Собственно говоря, открыл, или, как бы мы сегодня сказали, раскрутил, Пришвина не Мережковский, не Блок и не Гиппиус, а Р. В. Иванов-Разумник, написавший в 1910 году апологетическую статью «Великий Пан», в которой прямо отталкивался от литературной неизвестности своего героя и тыкал ею в нос своим недругам:

«С каким радостным чувством читаешь книги М. Пришвина. Имя это, повторяю, пока мало кому известно, и вряд ли много говорит оно даже тем, которые имя это знают».

Но это только в 1910 году, и это Иванов-Разумник, которого декаденты самого ставили не слишком высоко и который, к слову сказать, через год-другой вдребезги разругался с Религиозно-философским обществом, обвинив почтенное собрание в «бесплодном плетении словесных узоров» при «страшной жажде почвы, земли, живой крови, духа жизни», и при этом, что характерно, побивал всех врагов с помощью пришвинской дубинки, в роли которой оказалась повесть Михаила Михайловича «Никон Староколенный».

Пришвина это прямо не коснулось, хотя он в противостоянии Разумника с элитой был все-таки ближе к религиозно-философам, но кто мог тогда представлять истинную цену путешественника в «гордо замкнутом кружке декадентов», где Пришвин вращался, как неофит среди хлыстов, кроме разве что Ремизова, да и тот очень долго относился к Михаилу Михайловичу снисходительно?

На заседаниях общества этнограф больше помалкивал, дневников его, разумеется, никто не читал, а дореволюционная проза Пришвина, как бы хороша она ни была и как бы ни нахвалил ее будущий идеолог скифства и враг Плеханова, не могла конкурировать с лучшими образцами его современников, по крайней мере по степени известности и популярности.

Чем, как не робостью и неуверенностью в себе, объяснить, что в 1914 году он писал Бунину:

«Меня очень радует ваше приглашение издавать свои книги у вас. Мне было бы много приятнее при помощи вашего издательства стать на собственные ноги».

Неужели семи лет в литературе, нескольких книг и трехтомного собрания сочинений было недостаточно для того, чтобы подняться?

А с другой стороны: «Появился Пришвин, вид у него гордости необычайной, как некий мышь в крупах, так смотрит», — писал в 1912 году Ремизов Иванову-Разумнику, и очевидно, что эта гордость была оборотной стороной уязвленности.

И все же свое место Пришвин нашел.
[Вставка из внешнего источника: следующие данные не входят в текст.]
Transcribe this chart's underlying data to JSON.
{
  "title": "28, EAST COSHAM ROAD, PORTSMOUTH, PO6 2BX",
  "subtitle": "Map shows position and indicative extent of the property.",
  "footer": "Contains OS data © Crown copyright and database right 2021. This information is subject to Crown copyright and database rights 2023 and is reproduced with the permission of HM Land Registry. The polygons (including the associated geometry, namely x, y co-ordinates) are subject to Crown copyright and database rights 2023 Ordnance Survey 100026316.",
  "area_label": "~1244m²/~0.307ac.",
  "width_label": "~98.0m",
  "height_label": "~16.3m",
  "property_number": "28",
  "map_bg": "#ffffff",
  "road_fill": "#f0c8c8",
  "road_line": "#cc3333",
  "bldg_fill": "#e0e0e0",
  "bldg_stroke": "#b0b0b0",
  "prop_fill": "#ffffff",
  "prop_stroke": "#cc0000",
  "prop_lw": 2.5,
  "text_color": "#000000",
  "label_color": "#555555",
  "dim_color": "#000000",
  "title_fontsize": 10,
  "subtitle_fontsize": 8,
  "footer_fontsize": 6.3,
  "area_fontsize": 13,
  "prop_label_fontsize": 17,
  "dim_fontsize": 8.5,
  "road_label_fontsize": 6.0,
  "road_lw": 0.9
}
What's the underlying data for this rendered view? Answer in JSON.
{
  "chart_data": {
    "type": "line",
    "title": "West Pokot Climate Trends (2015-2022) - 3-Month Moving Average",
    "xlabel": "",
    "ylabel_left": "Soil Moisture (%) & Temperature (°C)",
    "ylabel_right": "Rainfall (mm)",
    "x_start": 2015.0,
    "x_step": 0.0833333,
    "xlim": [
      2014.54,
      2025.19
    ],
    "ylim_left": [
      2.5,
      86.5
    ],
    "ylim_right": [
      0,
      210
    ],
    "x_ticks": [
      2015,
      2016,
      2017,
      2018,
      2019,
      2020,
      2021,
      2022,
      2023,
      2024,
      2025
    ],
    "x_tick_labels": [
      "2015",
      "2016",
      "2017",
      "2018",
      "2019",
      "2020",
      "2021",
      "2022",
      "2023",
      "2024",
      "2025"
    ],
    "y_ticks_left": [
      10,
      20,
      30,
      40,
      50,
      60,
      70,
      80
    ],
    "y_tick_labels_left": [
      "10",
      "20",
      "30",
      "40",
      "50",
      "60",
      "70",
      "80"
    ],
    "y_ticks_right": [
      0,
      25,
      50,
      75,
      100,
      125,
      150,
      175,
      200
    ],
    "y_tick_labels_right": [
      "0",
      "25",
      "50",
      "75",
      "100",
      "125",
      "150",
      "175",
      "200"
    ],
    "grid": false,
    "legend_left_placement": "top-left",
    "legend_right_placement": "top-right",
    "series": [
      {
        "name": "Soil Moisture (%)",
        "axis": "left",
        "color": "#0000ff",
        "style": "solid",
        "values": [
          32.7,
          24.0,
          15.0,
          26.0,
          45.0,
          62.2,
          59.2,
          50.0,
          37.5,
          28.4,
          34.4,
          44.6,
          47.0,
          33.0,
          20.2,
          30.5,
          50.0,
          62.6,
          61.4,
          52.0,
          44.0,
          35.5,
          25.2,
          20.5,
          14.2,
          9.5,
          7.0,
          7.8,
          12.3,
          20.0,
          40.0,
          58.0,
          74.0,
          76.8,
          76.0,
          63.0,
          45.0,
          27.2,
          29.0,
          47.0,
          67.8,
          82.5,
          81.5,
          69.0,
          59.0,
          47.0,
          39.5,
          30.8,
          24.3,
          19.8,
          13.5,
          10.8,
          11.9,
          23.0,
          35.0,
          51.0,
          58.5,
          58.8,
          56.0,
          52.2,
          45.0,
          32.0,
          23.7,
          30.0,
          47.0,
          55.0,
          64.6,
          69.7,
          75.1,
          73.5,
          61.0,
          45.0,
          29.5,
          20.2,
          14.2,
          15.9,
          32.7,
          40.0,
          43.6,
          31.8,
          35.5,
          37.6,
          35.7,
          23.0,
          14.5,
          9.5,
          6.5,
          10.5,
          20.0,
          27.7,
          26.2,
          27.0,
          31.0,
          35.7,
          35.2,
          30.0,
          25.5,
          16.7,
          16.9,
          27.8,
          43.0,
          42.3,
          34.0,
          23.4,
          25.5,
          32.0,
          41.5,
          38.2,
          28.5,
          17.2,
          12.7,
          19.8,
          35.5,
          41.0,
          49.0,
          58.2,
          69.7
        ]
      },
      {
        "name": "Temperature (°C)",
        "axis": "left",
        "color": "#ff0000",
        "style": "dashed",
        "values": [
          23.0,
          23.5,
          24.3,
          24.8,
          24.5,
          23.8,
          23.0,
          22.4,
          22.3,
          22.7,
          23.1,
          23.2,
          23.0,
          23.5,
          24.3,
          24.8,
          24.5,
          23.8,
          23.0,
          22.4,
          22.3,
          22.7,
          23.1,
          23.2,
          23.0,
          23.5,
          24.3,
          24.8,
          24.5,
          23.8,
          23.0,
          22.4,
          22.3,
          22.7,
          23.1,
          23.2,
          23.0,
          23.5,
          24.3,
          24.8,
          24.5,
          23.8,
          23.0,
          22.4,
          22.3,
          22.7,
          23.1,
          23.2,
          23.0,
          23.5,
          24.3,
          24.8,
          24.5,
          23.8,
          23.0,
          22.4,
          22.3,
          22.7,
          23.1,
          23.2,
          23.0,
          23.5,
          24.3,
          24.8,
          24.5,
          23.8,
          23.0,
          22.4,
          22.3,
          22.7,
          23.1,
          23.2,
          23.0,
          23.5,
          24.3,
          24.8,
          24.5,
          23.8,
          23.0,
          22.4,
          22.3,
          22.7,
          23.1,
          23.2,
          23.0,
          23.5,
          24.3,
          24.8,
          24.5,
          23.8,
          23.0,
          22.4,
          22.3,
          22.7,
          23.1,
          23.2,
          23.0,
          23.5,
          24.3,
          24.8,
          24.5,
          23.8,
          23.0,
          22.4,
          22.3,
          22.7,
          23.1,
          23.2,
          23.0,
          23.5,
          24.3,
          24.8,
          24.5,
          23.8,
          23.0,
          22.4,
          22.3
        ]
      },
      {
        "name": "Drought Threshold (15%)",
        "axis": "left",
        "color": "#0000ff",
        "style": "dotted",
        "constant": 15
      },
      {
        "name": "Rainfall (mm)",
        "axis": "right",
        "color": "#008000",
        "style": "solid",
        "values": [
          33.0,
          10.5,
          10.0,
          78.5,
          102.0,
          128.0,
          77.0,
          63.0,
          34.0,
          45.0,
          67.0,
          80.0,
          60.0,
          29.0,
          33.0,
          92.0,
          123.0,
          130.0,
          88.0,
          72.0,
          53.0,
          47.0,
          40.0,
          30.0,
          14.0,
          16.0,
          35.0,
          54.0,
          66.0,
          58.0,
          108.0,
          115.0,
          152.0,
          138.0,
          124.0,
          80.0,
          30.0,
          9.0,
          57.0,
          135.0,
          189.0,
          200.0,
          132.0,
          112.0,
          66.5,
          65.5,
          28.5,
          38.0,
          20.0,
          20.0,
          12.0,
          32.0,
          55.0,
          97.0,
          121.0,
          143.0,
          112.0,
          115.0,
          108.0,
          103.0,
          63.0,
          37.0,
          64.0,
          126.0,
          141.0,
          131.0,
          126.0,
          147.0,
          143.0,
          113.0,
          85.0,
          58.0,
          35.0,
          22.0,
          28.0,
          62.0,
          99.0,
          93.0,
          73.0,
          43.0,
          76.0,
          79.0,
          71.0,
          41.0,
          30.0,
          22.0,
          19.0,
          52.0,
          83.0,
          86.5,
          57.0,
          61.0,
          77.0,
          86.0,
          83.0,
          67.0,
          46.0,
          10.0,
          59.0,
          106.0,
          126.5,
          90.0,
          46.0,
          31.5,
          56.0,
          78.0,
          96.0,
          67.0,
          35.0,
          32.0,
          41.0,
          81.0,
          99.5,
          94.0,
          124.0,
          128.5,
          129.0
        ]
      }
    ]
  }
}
То были годы страстного, пылкого обращения интеллигенции к народу, ее болезненного самоощущения в отрыве от него, которые вызвали поворот, пристальное и даже патологическое внимание к наиболее темным, иррациональным сторонам российской жизни, к сектантству, к расколу в его самых радикальных толках и согласиях, а следовательно, и к раскольничьей апокалиптике.